A View from the Pew: Family vs. Faith Traditions on Christmas Eve

There are two kinds of families in this world: those who open gifts on Christmas Eve and those who wait until Christmas morning.

I have been blessed to have been a part of both.

As a child, waiting for the joy of gifts on Christmas was agonizing. The best remedy for the longing to see what bounty of G.I. Joes, Star Wars action figures, or Atari video games Santa left under the tree was to exchange gifts between family and friends on Christmas Eve.

Practically, it meant clearing out space under the tree, leaving Santa more room to work his magic for my brothers and me. Emotionally, this tradition gave us an extended high-point beginning after dinner on Christmas Eve and lasting all the way through breakfast on Christmas morning.

Those were glorious family memories, and though I was too engrossed in my own gifts to really notice, the benefit of hindsight now that I’m going on 19 years as a parent has shown me that my joy gave my parents joy. Those were important times of closeness and connection as a family.
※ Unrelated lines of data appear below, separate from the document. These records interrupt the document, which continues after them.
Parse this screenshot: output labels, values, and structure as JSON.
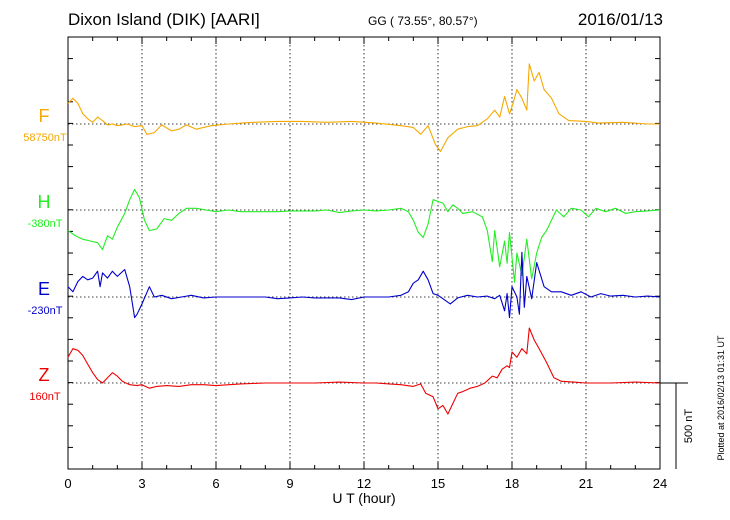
{
  "header": {
    "station": "Dixon Island (DIK)  [AARI]",
    "coords": "GG ( 73.55°,  80.57°)",
    "date": "2016/01/13"
  },
  "side_note": "Plotted at 2016/02/13 01:31  UT",
  "scale_label": "500 nT",
  "chart_data": {
    "type": "line",
    "xlabel": "U T (hour)",
    "ylabel": "",
    "xlim": [
      0,
      24
    ],
    "x_ticks": [
      "0",
      "3",
      "6",
      "9",
      "12",
      "15",
      "18",
      "21",
      "24"
    ],
    "grid": true,
    "scale_bar_nT": 500,
    "series": [
      {
        "name": "F",
        "label": "F",
        "baseline": "58750nT",
        "baseline_value": 58750,
        "color": "#f5a800",
        "points": [
          [
            0,
            120
          ],
          [
            0.2,
            150
          ],
          [
            0.4,
            120
          ],
          [
            0.6,
            60
          ],
          [
            0.8,
            30
          ],
          [
            1.0,
            10
          ],
          [
            1.2,
            40
          ],
          [
            1.4,
            20
          ],
          [
            1.6,
            -5
          ],
          [
            1.8,
            0
          ],
          [
            2.0,
            -10
          ],
          [
            2.4,
            0
          ],
          [
            2.7,
            -15
          ],
          [
            3.0,
            -10
          ],
          [
            3.2,
            -60
          ],
          [
            3.5,
            -50
          ],
          [
            3.8,
            -5
          ],
          [
            4.2,
            -40
          ],
          [
            4.5,
            -30
          ],
          [
            4.8,
            -5
          ],
          [
            5.2,
            -30
          ],
          [
            5.8,
            -10
          ],
          [
            6.5,
            0
          ],
          [
            7.5,
            10
          ],
          [
            8.5,
            15
          ],
          [
            9.5,
            15
          ],
          [
            10.5,
            10
          ],
          [
            11.5,
            15
          ],
          [
            12.5,
            5
          ],
          [
            13.5,
            -10
          ],
          [
            14.0,
            -20
          ],
          [
            14.3,
            -60
          ],
          [
            14.6,
            -10
          ],
          [
            14.9,
            -120
          ],
          [
            15.1,
            -160
          ],
          [
            15.4,
            -80
          ],
          [
            15.8,
            -30
          ],
          [
            16.2,
            -15
          ],
          [
            16.6,
            -10
          ],
          [
            17.0,
            30
          ],
          [
            17.3,
            80
          ],
          [
            17.5,
            40
          ],
          [
            17.7,
            160
          ],
          [
            17.9,
            60
          ],
          [
            18.0,
            100
          ],
          [
            18.2,
            200
          ],
          [
            18.4,
            150
          ],
          [
            18.6,
            80
          ],
          [
            18.7,
            350
          ],
          [
            18.9,
            250
          ],
          [
            19.1,
            300
          ],
          [
            19.3,
            200
          ],
          [
            19.6,
            150
          ],
          [
            19.9,
            60
          ],
          [
            20.3,
            20
          ],
          [
            21.0,
            15
          ],
          [
            21.5,
            5
          ],
          [
            22.5,
            10
          ],
          [
            23.5,
            0
          ],
          [
            24.0,
            0
          ]
        ]
      },
      {
        "name": "H",
        "label": "H",
        "baseline": "-380nT",
        "baseline_value": -380,
        "color": "#22ee22",
        "points": [
          [
            0,
            -120
          ],
          [
            0.3,
            -150
          ],
          [
            0.6,
            -170
          ],
          [
            0.9,
            -180
          ],
          [
            1.2,
            -190
          ],
          [
            1.4,
            -230
          ],
          [
            1.6,
            -150
          ],
          [
            1.8,
            -170
          ],
          [
            2.0,
            -100
          ],
          [
            2.3,
            -20
          ],
          [
            2.5,
            60
          ],
          [
            2.7,
            120
          ],
          [
            2.9,
            70
          ],
          [
            3.1,
            -60
          ],
          [
            3.3,
            -120
          ],
          [
            3.6,
            -110
          ],
          [
            3.9,
            -50
          ],
          [
            4.2,
            -60
          ],
          [
            4.5,
            -20
          ],
          [
            4.8,
            10
          ],
          [
            5.2,
            10
          ],
          [
            5.6,
            0
          ],
          [
            6.0,
            -10
          ],
          [
            6.5,
            0
          ],
          [
            7.0,
            -10
          ],
          [
            7.5,
            -10
          ],
          [
            8.0,
            -10
          ],
          [
            8.5,
            -10
          ],
          [
            9.0,
            -5
          ],
          [
            9.5,
            -5
          ],
          [
            10.0,
            -5
          ],
          [
            10.5,
            0
          ],
          [
            11.0,
            -15
          ],
          [
            11.5,
            -5
          ],
          [
            12.0,
            0
          ],
          [
            12.5,
            -5
          ],
          [
            13.0,
            0
          ],
          [
            13.5,
            10
          ],
          [
            13.8,
            -10
          ],
          [
            14.0,
            -60
          ],
          [
            14.2,
            -130
          ],
          [
            14.4,
            -160
          ],
          [
            14.6,
            -80
          ],
          [
            14.8,
            60
          ],
          [
            15.0,
            50
          ],
          [
            15.2,
            40
          ],
          [
            15.4,
            -10
          ],
          [
            15.6,
            30
          ],
          [
            15.8,
            10
          ],
          [
            16.0,
            -20
          ],
          [
            16.4,
            -10
          ],
          [
            16.8,
            -40
          ],
          [
            17.0,
            -120
          ],
          [
            17.2,
            -300
          ],
          [
            17.3,
            -120
          ],
          [
            17.5,
            -330
          ],
          [
            17.7,
            -180
          ],
          [
            17.8,
            -310
          ],
          [
            17.9,
            -130
          ],
          [
            18.1,
            -420
          ],
          [
            18.2,
            -250
          ],
          [
            18.4,
            -380
          ],
          [
            18.6,
            -170
          ],
          [
            18.8,
            -400
          ],
          [
            19.0,
            -250
          ],
          [
            19.2,
            -160
          ],
          [
            19.4,
            -120
          ],
          [
            19.6,
            -60
          ],
          [
            19.8,
            0
          ],
          [
            20.1,
            -40
          ],
          [
            20.4,
            10
          ],
          [
            20.8,
            0
          ],
          [
            21.1,
            -40
          ],
          [
            21.4,
            10
          ],
          [
            21.8,
            -10
          ],
          [
            22.2,
            10
          ],
          [
            22.6,
            -20
          ],
          [
            23.0,
            -10
          ],
          [
            23.5,
            -5
          ],
          [
            24.0,
            0
          ]
        ]
      },
      {
        "name": "E",
        "label": "E",
        "baseline": "-230nT",
        "baseline_value": -230,
        "color": "#0000cc",
        "points": [
          [
            0,
            60
          ],
          [
            0.2,
            30
          ],
          [
            0.4,
            90
          ],
          [
            0.6,
            120
          ],
          [
            0.8,
            100
          ],
          [
            1.0,
            110
          ],
          [
            1.2,
            150
          ],
          [
            1.3,
            60
          ],
          [
            1.4,
            140
          ],
          [
            1.6,
            110
          ],
          [
            1.8,
            150
          ],
          [
            2.0,
            120
          ],
          [
            2.3,
            160
          ],
          [
            2.5,
            60
          ],
          [
            2.7,
            -120
          ],
          [
            2.8,
            -100
          ],
          [
            3.0,
            -40
          ],
          [
            3.3,
            60
          ],
          [
            3.5,
            0
          ],
          [
            3.8,
            10
          ],
          [
            4.2,
            -10
          ],
          [
            4.6,
            0
          ],
          [
            5.0,
            10
          ],
          [
            5.5,
            -5
          ],
          [
            6.0,
            0
          ],
          [
            7.0,
            0
          ],
          [
            8.0,
            0
          ],
          [
            8.5,
            -10
          ],
          [
            9.0,
            -5
          ],
          [
            9.5,
            0
          ],
          [
            10.0,
            -5
          ],
          [
            11.0,
            -5
          ],
          [
            11.5,
            -15
          ],
          [
            12.0,
            0
          ],
          [
            12.5,
            0
          ],
          [
            13.0,
            0
          ],
          [
            13.5,
            10
          ],
          [
            13.8,
            30
          ],
          [
            14.0,
            80
          ],
          [
            14.2,
            100
          ],
          [
            14.4,
            150
          ],
          [
            14.6,
            100
          ],
          [
            14.8,
            20
          ],
          [
            15.0,
            10
          ],
          [
            15.2,
            -10
          ],
          [
            15.5,
            -40
          ],
          [
            15.8,
            -5
          ],
          [
            16.2,
            10
          ],
          [
            16.6,
            0
          ],
          [
            17.0,
            5
          ],
          [
            17.3,
            -10
          ],
          [
            17.5,
            10
          ],
          [
            17.7,
            -80
          ],
          [
            17.8,
            20
          ],
          [
            17.9,
            -120
          ],
          [
            18.0,
            60
          ],
          [
            18.2,
            0
          ],
          [
            18.3,
            -100
          ],
          [
            18.4,
            260
          ],
          [
            18.5,
            -60
          ],
          [
            18.6,
            120
          ],
          [
            18.8,
            -10
          ],
          [
            19.0,
            200
          ],
          [
            19.3,
            60
          ],
          [
            19.6,
            30
          ],
          [
            20.0,
            30
          ],
          [
            20.4,
            10
          ],
          [
            20.8,
            30
          ],
          [
            21.2,
            0
          ],
          [
            21.6,
            20
          ],
          [
            22.0,
            5
          ],
          [
            22.5,
            10
          ],
          [
            23.0,
            0
          ],
          [
            23.5,
            5
          ],
          [
            24.0,
            0
          ]
        ]
      },
      {
        "name": "Z",
        "label": "Z",
        "baseline": "160nT",
        "baseline_value": 160,
        "color": "#ee0000",
        "points": [
          [
            0,
            150
          ],
          [
            0.2,
            200
          ],
          [
            0.4,
            190
          ],
          [
            0.6,
            160
          ],
          [
            0.8,
            110
          ],
          [
            1.0,
            60
          ],
          [
            1.2,
            20
          ],
          [
            1.4,
            0
          ],
          [
            1.6,
            30
          ],
          [
            1.8,
            60
          ],
          [
            2.0,
            40
          ],
          [
            2.2,
            10
          ],
          [
            2.5,
            -10
          ],
          [
            2.8,
            -15
          ],
          [
            3.0,
            -10
          ],
          [
            3.3,
            -30
          ],
          [
            3.6,
            -20
          ],
          [
            4.0,
            -15
          ],
          [
            4.5,
            -20
          ],
          [
            5.0,
            -10
          ],
          [
            5.5,
            -10
          ],
          [
            6.0,
            -15
          ],
          [
            7.0,
            -5
          ],
          [
            8.0,
            0
          ],
          [
            9.0,
            0
          ],
          [
            10.0,
            0
          ],
          [
            11.0,
            5
          ],
          [
            12.0,
            0
          ],
          [
            12.5,
            0
          ],
          [
            13.0,
            -5
          ],
          [
            13.5,
            -10
          ],
          [
            14.0,
            -20
          ],
          [
            14.3,
            -5
          ],
          [
            14.5,
            -60
          ],
          [
            14.8,
            -80
          ],
          [
            15.0,
            -150
          ],
          [
            15.2,
            -130
          ],
          [
            15.4,
            -180
          ],
          [
            15.6,
            -120
          ],
          [
            15.8,
            -60
          ],
          [
            16.0,
            -50
          ],
          [
            16.3,
            -30
          ],
          [
            16.6,
            -20
          ],
          [
            16.9,
            0
          ],
          [
            17.2,
            40
          ],
          [
            17.4,
            30
          ],
          [
            17.6,
            80
          ],
          [
            17.8,
            100
          ],
          [
            17.9,
            90
          ],
          [
            18.0,
            180
          ],
          [
            18.2,
            150
          ],
          [
            18.4,
            200
          ],
          [
            18.6,
            170
          ],
          [
            18.7,
            320
          ],
          [
            18.9,
            250
          ],
          [
            19.1,
            200
          ],
          [
            19.4,
            120
          ],
          [
            19.7,
            30
          ],
          [
            20.0,
            10
          ],
          [
            20.5,
            5
          ],
          [
            21.0,
            0
          ],
          [
            22.0,
            0
          ],
          [
            23.0,
            5
          ],
          [
            24.0,
            0
          ]
        ]
      }
    ]
  }
}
Christmas inevitably changes as we age into adulthood. Some of the hardest Christmases emotionally are for young adults who have one foot in childhood and one in adulthood. Part of that natural process of maturation is building your own traditions, including and especially during the Christmas season.
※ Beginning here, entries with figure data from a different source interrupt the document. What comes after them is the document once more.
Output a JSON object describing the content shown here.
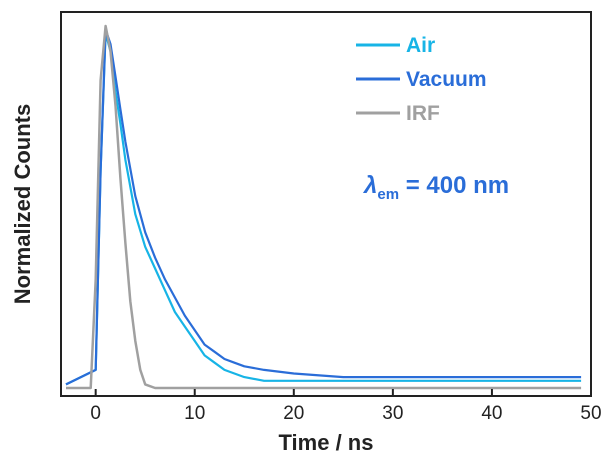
{
  "chart_data": {
    "type": "line",
    "xlabel": "Time / ns",
    "ylabel": "Normalized Counts",
    "xlim": [
      -3.5,
      50
    ],
    "ylim": [
      0,
      1.0
    ],
    "xticks": [
      0,
      10,
      20,
      30,
      40,
      50
    ],
    "y_tick_labels_shown": false,
    "grid": false,
    "legend_position": "top-right",
    "annotation": {
      "symbol": "λ",
      "subscript": "em",
      "text": " = 400 nm",
      "color": "#2a6dd8"
    },
    "series": [
      {
        "name": "Air",
        "color": "#17b4e6",
        "x": [
          -3,
          0,
          0.5,
          1,
          1.5,
          2,
          2.5,
          3,
          4,
          5,
          6,
          7,
          8,
          9,
          10,
          11,
          12,
          13,
          14,
          15,
          17,
          20,
          25,
          30,
          35,
          40,
          45,
          49
        ],
        "values": [
          0.01,
          0.05,
          0.6,
          0.98,
          0.93,
          0.82,
          0.73,
          0.63,
          0.48,
          0.39,
          0.33,
          0.27,
          0.21,
          0.17,
          0.13,
          0.09,
          0.07,
          0.05,
          0.04,
          0.03,
          0.02,
          0.02,
          0.02,
          0.02,
          0.02,
          0.02,
          0.02,
          0.02
        ]
      },
      {
        "name": "Vacuum",
        "color": "#2a6dd8",
        "x": [
          -3,
          0,
          0.5,
          1,
          1.5,
          2,
          2.5,
          3,
          4,
          5,
          6,
          7,
          8,
          9,
          10,
          11,
          12,
          13,
          14,
          15,
          17,
          20,
          25,
          30,
          35,
          40,
          45,
          49
        ],
        "values": [
          0.01,
          0.05,
          0.6,
          0.99,
          0.95,
          0.86,
          0.77,
          0.68,
          0.53,
          0.43,
          0.36,
          0.3,
          0.25,
          0.2,
          0.16,
          0.12,
          0.1,
          0.08,
          0.07,
          0.06,
          0.05,
          0.04,
          0.03,
          0.03,
          0.03,
          0.03,
          0.03,
          0.03
        ]
      },
      {
        "name": "IRF",
        "color": "#a0a0a0",
        "x": [
          -3,
          -0.5,
          0,
          0.5,
          1,
          1.5,
          2,
          2.5,
          3,
          3.5,
          4,
          4.5,
          5,
          6,
          10,
          20,
          30,
          40,
          49
        ],
        "values": [
          0,
          0,
          0.3,
          0.85,
          1.0,
          0.93,
          0.78,
          0.58,
          0.4,
          0.24,
          0.13,
          0.05,
          0.01,
          0,
          0,
          0,
          0,
          0,
          0
        ]
      }
    ]
  }
}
For me, that meant discovering Advent. I learned that I am a person who enjoys delayed gratification. I tell my kids frequently, “The anticipation of a thing is often better than the thing itself.” I learned that the four Sundays of anticipating Christmas morning when we light candles of hope, peace, joy, and love before lighting the Christ candle signifying Jesus’ birth heightens the entire season for me. Christmas has the most meaning when I am able to sit with my church family in worship on Christmas Eve, hear the words of the real Christmas story, partake in the Lord’s Supper, and sing “Silent Night” in a dimly-lit sanctuary. Christmas Eve service became an important time of closeness and connection with my church family.

I am profoundly grateful that as I near 50 years of observing this holiday, Christmas Eve has become a beautiful blend of family and faith traditions. It’s with sadistic glee that I make my own children wait until Christmas morning to open presents. I smile broadly every year on Christmas Eve when they rush to the car after the service, trying to will Christmas’ arrival while my wife spends extra time catching up with those she only gets to see that one night of the year.

And our Christmas mornings are glorious. My children anticipate them mightily, and perhaps more so that Santa has to share space with the gifts of loved ones that overflow around the tree.

I understand families who have traditions on Christmas Eve that preclude their participation in a worship service. I was one of those families. And I respond viscerally to seeing families reunite from all corners of the country to worship together one night a year. It is an important night of closeness and connection for my family.

So whether you participate in Christmas Eve worship or not and whether you spend the waning hours of Advent before waking to a joyous Christmas morning with biological or theological family, my prayer is that you will experience a full measure of hope, peace, joy, and love as you celebrate the arrival of the Light of the World.

Have a blessed Advent and merry Christmas.

Lance Wallace is a Baptist layperson and member of Parkway Baptist Church in Johns Creek, GA. He earns a living in higher education communications.